Par ailleurs, un quart seulement (26 %) des Y indiquent qu’il est « très probable » qu’ils achètent une propriété au cours de la prochaine année. Les deux tiers d’entre eux (66 %) laissent entendre qu’ils pourraient avoir d’autres priorités.

Par exemple, 42 % des sondés (34 % au Québec) trouvent qu’il est plus important de voyager, de retourner aux études ou de créer une entreprise, tandis que 38 % (30 % au Québec) reconnaissent être hésitants à la perspective de se retrouver sans revenu disponible s’ils achètent une propriété. Enfin, 31 % disent ignorer où ils aimeraient s’établir, et le même pourcentage croit qu’il est plus important de rembourser ses dettes que de devenir propriétaire.

Enfin, bien qu’ils continuent de payer un loyer, les deux tiers (64 %) des jeunes acheteurs potentiels d’une première maison affirment également mettre de l’argent de côté en vue de se créer une mise de fonds.

Le sondage a été réalisé par Pollara du 14 au 17 mars auprès d’un échantillon de 2079 Canadiens âgés de 19 à 35 ans.
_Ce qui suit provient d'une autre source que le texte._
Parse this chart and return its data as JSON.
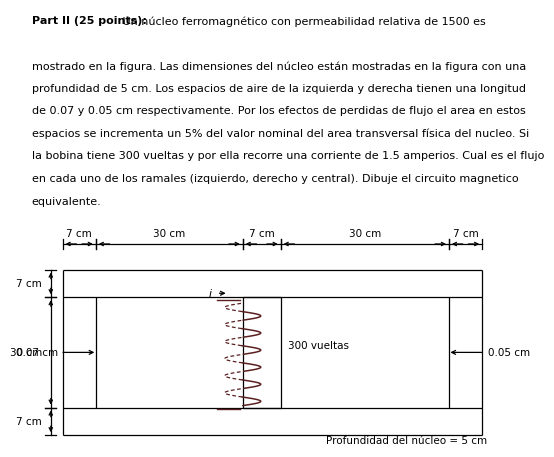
{
  "lines_text": [
    [
      "bold",
      "Part II (25 points):"
    ],
    [
      "normal",
      " Un núcleo ferromagnético con permeabilidad relativa de 1500 es"
    ],
    [
      "normal",
      "mostrado en la figura. Las dimensiones del núcleo están mostradas en la figura con una"
    ],
    [
      "normal",
      "profundidad de 5 cm. Los espacios de aire de la izquierda y derecha tienen una longitud"
    ],
    [
      "normal",
      "de 0.07 y 0.05 cm respectivamente. Por los efectos de perdidas de flujo el area en estos"
    ],
    [
      "normal",
      "espacios se incrementa un 5% del valor nominal del area transversal física del nucleo. Si"
    ],
    [
      "normal",
      "la bobina tiene 300 vueltas y por ella recorre una corriente de 1.5 amperios. Cual es el flujo"
    ],
    [
      "normal",
      "en cada uno de los ramales (izquierdo, derecho y central). Dibuje el circuito magnetico"
    ],
    [
      "normal",
      "equivalente."
    ]
  ],
  "gap_left_label": "0.07 cm",
  "gap_right_label": "0.05 cm",
  "coil_label": "300 vueltas",
  "depth_label": "Profundidad del núcleo = 5 cm",
  "line_color": "#000000",
  "coil_color": "#5a2020",
  "bg_color": "#ffffff",
  "font_size_text": 8.0,
  "font_size_labels": 7.5
}
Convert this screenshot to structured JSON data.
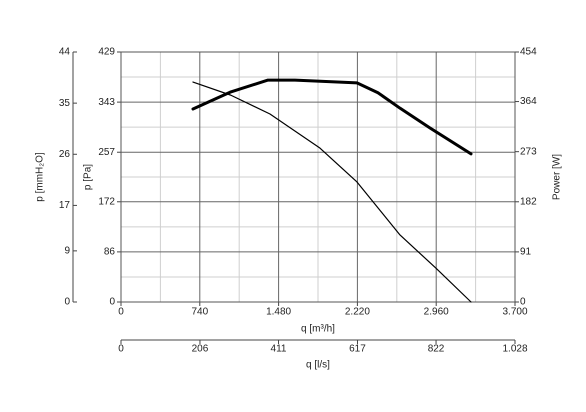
{
  "chart_data": {
    "type": "line",
    "xlabel": "q [m³/h]",
    "xlim": [
      0,
      3700
    ],
    "xticks": [
      0,
      740,
      {
        "value": 1480,
        "label": "1.480"
      },
      {
        "value": 2220,
        "label": "2.220"
      },
      {
        "value": 2960,
        "label": "2.960"
      },
      {
        "value": 3700,
        "label": "3.700"
      }
    ],
    "x2label": "q [l/s]",
    "x2lim": [
      0,
      1028
    ],
    "x2ticks": [
      0,
      206,
      411,
      617,
      822,
      {
        "value": 1028,
        "label": "1.028"
      }
    ],
    "ylabel": "p [Pa]",
    "ylim": [
      0,
      429
    ],
    "yticks": [
      0,
      86,
      172,
      257,
      343,
      429
    ],
    "y2label": "Power [W]",
    "y2lim": [
      0,
      454
    ],
    "y2ticks": [
      0,
      91,
      182,
      273,
      364,
      454
    ],
    "y3label": "p [mmH₂O]",
    "y3lim": [
      0,
      44
    ],
    "y3ticks": [
      0,
      9,
      17,
      26,
      35,
      44
    ],
    "grid": true,
    "minor_grid": true,
    "series": [
      {
        "axis": "y",
        "color": "#000000",
        "width": 1.2,
        "x": [
          676,
          1030,
          1399,
          1869,
          2216,
          2620,
          2958,
          3287
        ],
        "values": [
          377.5,
          355,
          322.6,
          264,
          206,
          115,
          58,
          0
        ]
      },
      {
        "axis": "y2",
        "color": "#000000",
        "width": 3,
        "x": [
          676,
          1024,
          1380,
          1634,
          2216,
          2413,
          2620,
          2902,
          3287
        ],
        "values": [
          350.5,
          381,
          403,
          403,
          398,
          380,
          352,
          316,
          269
        ]
      }
    ]
  }
}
Un Québécois sur cinq veut acheter une maison

Quelque 18 % des Québécois prévoient acheter une propriété au cours des 12 prochains mois, révèle un sondage SOM mené entre le 7 et le 13 avril et publié hier par DuProprio. De ce nombre, 81 % ont l’intention de participer aux visites libres des propriétés qu’ils jugeront intéressantes.
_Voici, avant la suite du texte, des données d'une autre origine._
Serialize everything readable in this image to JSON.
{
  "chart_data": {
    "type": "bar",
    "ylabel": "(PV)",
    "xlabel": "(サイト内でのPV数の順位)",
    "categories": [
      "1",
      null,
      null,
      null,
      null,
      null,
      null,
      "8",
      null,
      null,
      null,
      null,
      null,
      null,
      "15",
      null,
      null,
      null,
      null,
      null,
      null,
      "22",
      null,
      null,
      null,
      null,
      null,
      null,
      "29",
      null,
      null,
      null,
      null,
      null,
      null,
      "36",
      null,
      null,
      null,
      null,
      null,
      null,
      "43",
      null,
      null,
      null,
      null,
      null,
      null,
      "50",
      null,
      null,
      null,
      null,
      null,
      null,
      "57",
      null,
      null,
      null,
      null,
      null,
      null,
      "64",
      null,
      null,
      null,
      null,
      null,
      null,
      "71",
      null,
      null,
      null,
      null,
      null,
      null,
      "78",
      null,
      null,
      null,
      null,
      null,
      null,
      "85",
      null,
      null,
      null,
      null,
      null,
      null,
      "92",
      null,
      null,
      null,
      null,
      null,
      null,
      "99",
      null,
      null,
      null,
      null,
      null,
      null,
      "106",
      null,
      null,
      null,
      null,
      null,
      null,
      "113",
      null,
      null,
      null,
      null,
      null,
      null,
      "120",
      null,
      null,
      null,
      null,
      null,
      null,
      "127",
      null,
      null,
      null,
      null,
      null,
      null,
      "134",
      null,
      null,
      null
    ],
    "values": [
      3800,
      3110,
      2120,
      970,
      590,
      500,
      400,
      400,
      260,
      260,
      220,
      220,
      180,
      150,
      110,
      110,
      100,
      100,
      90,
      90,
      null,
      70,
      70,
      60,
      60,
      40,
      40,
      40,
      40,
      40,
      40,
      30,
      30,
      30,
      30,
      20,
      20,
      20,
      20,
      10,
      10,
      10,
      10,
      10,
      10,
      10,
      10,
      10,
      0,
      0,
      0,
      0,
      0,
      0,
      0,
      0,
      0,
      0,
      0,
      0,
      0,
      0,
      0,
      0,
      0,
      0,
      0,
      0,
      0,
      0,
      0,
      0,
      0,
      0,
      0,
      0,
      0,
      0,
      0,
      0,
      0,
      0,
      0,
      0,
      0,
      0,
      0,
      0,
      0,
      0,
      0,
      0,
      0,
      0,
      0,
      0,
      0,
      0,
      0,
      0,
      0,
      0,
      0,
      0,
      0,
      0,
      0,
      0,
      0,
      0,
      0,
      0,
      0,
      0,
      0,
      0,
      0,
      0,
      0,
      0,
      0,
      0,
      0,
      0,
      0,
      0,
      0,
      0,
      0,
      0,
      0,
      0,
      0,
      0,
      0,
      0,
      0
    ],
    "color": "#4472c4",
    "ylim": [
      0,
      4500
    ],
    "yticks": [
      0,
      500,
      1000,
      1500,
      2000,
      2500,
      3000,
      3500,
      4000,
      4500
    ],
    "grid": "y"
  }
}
« La visite libre est une étape incontournable du processus d’achat. Au-delà de l’aspect financier de la transaction, l’achat d’une nouvelle propriété représente quelque chose de très émotif. Après tout, il s’agit de l’endroit où les gens vont vivre, se reposer, élever leurs enfants, recevoir leurs proches. On peut acheter des vêtements ou des chaussures en ligne sans les avoir essayés, mais on n’achètera pas une propriété sans l’avoir d’abord visitée! », observe Martin Desfossés, coach immobilier chez DuProprio.
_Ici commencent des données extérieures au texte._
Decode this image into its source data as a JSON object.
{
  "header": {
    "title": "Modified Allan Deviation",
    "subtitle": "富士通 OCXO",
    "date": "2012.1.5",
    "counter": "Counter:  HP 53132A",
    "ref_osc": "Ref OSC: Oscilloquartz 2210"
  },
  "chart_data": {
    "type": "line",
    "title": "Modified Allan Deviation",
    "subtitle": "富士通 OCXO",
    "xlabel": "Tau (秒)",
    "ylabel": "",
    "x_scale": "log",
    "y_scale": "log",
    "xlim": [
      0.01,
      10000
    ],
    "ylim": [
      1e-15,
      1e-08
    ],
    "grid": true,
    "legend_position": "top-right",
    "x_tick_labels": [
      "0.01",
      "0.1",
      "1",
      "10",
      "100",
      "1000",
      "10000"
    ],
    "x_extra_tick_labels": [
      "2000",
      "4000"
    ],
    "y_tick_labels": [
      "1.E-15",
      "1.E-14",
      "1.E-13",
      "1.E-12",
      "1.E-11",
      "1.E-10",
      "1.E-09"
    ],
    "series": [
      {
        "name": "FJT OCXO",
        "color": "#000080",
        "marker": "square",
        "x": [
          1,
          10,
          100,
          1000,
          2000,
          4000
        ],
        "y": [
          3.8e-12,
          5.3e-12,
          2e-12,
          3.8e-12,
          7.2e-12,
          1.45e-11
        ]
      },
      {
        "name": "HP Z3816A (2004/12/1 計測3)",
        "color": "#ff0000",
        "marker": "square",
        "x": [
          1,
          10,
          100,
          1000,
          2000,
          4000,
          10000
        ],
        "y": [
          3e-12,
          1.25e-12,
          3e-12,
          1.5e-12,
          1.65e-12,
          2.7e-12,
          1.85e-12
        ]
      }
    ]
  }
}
Selon les répondants, à qui on a demandé de classer les critères de recherche d’une maison par ordre d’importance, le prix et la ville (ou le quartier) arrivent presque à égalité en première et deuxième positions, tandis que le type de propriété (cottage, condo, etc.) et la proximité des services et commodités arrivent en troisième et quatrième places.